From a common-sense standpoint, Rankin argues, if two consenting adults want to buy and sell food directly – with full knowledge of how it’s made – they should be allowed to.

He reminds viewers that freedom always carries some risk.

That’s true at a local farm, and it’s also true every time you roll a cart down a supermarket aisle.

“Stand Up For The Right To Wash Lettuce Without A Lawyer”

“Stand Up For The Right To Wash Lettuce Without A Lawyer”
Image Credit: Survival World

As Rankin wraps up, his message broadens out beyond Ohio.

He says the American farm was built on self-reliance, not permits.

If small farms are treated like criminals every time they innovate, he warns that we’ll end up with “nothing but subdivisions, imported grocery stores, and egos in the microwave.”

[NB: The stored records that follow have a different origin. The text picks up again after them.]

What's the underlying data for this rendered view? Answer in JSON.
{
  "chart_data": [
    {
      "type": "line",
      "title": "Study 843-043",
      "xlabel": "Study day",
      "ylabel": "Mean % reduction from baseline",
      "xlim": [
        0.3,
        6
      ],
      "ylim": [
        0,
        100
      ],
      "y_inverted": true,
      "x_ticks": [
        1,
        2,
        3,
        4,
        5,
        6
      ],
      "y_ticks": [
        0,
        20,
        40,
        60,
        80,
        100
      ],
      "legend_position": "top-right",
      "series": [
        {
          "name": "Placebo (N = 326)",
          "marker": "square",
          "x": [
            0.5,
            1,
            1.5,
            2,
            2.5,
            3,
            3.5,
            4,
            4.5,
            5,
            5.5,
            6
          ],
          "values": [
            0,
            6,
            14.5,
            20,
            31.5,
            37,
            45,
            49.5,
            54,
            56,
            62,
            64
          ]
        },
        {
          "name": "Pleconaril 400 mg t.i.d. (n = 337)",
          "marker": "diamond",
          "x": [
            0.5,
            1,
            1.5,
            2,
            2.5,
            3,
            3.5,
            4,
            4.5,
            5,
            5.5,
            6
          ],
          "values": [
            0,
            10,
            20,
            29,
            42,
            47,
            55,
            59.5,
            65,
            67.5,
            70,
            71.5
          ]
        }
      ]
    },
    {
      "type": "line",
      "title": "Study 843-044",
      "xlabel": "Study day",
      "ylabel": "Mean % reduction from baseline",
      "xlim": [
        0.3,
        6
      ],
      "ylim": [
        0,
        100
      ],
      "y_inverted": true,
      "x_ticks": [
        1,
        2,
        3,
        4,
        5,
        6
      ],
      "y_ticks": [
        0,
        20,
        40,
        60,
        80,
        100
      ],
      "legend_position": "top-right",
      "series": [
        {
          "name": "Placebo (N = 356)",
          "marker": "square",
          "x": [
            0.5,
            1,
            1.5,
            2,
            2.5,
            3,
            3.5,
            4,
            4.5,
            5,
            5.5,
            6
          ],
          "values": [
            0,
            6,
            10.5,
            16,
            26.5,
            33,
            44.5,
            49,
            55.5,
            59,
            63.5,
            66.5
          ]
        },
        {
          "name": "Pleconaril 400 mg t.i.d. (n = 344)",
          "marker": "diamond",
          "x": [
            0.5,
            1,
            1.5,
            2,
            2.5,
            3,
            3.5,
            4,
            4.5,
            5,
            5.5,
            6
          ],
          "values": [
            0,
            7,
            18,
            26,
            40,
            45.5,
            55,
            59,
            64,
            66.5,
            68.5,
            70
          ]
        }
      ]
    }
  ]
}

In his view, the food freedom movement is not some trendy slogan.

It’s about survival – having the right to choose where your food comes from, who you buy it from, and what kind of system you want to support.

Rankin calls for Ohio to update its 1950s-era laws, recognize modern farm realities, and stop penalizing farmers for staying alive financially.

And he leaves viewers with a simple, almost ridiculous-sounding rallying cry that actually sums up his whole argument:

Stand up for the farmers who feed us.

Stand up for the freedom to choose your food.

And yes – stand up for the basic, common-sense right to wash lettuce without needing a lawyer.